Additionally, Daft can read data from a variety of container file formats, including CSV, line-delimited JSON and Parquet.
Daft supports file paths to a single file, a directory of files, and wildcards. It also supports paths to remote object storage such as AWS S3.
import daft
# You can read a single CSV file from your local filesystem
df = daft.read_csv("path/to/file.csv")
# You can also read folders of CSV files, or include wildcards to select for patterns of file paths
df = daft.read_csv("path/to/*.csv")
# Other formats such as parquet and line-delimited JSON are also supported
df = daft.read_parquet("path/to/*.parquet")
df = daft.read_json("path/to/*.json")
# Remote filesystems such as AWS S3 are also supported, and can be specified with their protocols
df = daft.read_csv("s3://mybucket/path/to/*.csv")

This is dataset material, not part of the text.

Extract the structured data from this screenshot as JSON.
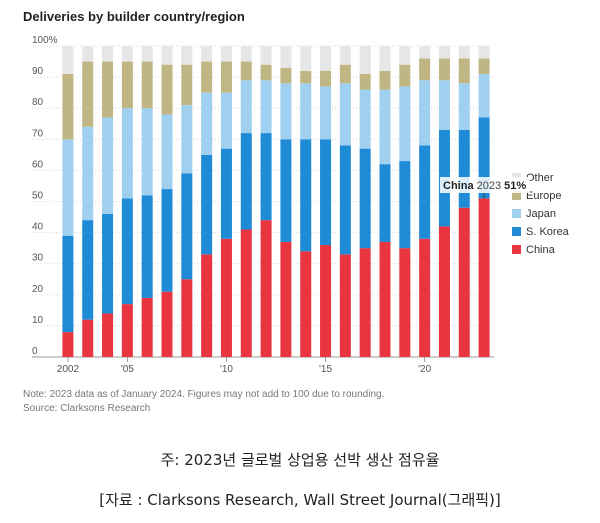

To learn more about each of these constructors, as well as the options that they support, consult the API documentation on creating DataFrames from files.
From File Paths#
However, if instead you are reading a set of files that are not container file formats, you can use the daft.from_glob_path()

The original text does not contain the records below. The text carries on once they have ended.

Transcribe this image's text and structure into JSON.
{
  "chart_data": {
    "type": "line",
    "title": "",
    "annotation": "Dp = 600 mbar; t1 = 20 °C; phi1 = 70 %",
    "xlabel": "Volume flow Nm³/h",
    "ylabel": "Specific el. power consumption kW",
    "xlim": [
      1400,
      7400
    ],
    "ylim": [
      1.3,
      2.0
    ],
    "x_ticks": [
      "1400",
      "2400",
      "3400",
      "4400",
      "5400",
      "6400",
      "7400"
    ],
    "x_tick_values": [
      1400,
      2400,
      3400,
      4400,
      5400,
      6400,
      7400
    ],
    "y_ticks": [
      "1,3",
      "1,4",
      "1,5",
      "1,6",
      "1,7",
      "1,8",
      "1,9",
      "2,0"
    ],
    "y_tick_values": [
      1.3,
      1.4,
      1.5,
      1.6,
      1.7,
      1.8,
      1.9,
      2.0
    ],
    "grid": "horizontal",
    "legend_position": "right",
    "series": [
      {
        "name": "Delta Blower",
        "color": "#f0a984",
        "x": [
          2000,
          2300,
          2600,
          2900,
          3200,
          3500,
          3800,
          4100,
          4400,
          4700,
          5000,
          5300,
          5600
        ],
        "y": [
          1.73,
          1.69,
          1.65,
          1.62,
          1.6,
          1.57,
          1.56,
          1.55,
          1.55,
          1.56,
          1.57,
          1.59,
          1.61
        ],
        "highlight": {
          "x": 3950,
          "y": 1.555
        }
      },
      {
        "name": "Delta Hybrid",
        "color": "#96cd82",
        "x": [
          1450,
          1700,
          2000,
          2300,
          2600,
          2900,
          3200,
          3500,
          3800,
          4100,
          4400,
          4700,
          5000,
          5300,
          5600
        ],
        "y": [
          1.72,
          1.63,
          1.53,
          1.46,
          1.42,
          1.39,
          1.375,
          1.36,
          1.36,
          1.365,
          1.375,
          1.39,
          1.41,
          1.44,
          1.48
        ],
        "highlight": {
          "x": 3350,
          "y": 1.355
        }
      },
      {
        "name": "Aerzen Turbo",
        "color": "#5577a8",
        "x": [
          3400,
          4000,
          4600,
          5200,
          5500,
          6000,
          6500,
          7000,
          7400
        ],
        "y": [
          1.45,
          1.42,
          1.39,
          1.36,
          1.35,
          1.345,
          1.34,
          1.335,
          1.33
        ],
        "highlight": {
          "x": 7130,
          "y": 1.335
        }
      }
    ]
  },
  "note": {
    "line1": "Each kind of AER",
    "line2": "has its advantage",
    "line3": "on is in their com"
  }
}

method which will read a DataFrame of globbed filepaths.
df = daft.from_glob_path("s3://mybucket/path/to/images/*.jpeg")
# +----------+------+-----+
# | name | size | ... |
# +----------+------+-----+
# ...
This is especially useful for reading things such as a folder of images or documents into Daft. A common pattern is to then download data from these files into your DataFrame as bytes, using the .url.download()
method.
From Memory#
For testing, or small datasets that fit in memory, you may also create DataFrames using Python lists and dictionaries.
# Create DataFrame using a dictionary of {column_name: list_of_values}
df = daft.from_pydict({"A": [1, 2, 3], "B": ["foo", "bar", "baz"]})
# Create DataFrame using a list of rows, where each row is a dictionary of {column_name: value}
df = daft.from_pylist([{"A": 1, "B": "foo"}, {"A": 2, "B": "bar"}, {"A": 3, "B": "baz"}])
To learn more, consult the API documentation on creating DataFrames from in-memory data structures.
Writing Data#
The df.write_*(…) methods are used to write DataFrames to files or other destinations.
# Write to various file formats in a local folder
df.write_csv("path/to/folder/")
df.write_parquet("path/to/folder/")
# Write DataFrame to a remote filesystem such as AWS S3
df.write_csv("s3://mybucket/path/")
Note that because Daft is a distributed DataFrame library, by default it will produce multiple files (one per partition) at your specified destination.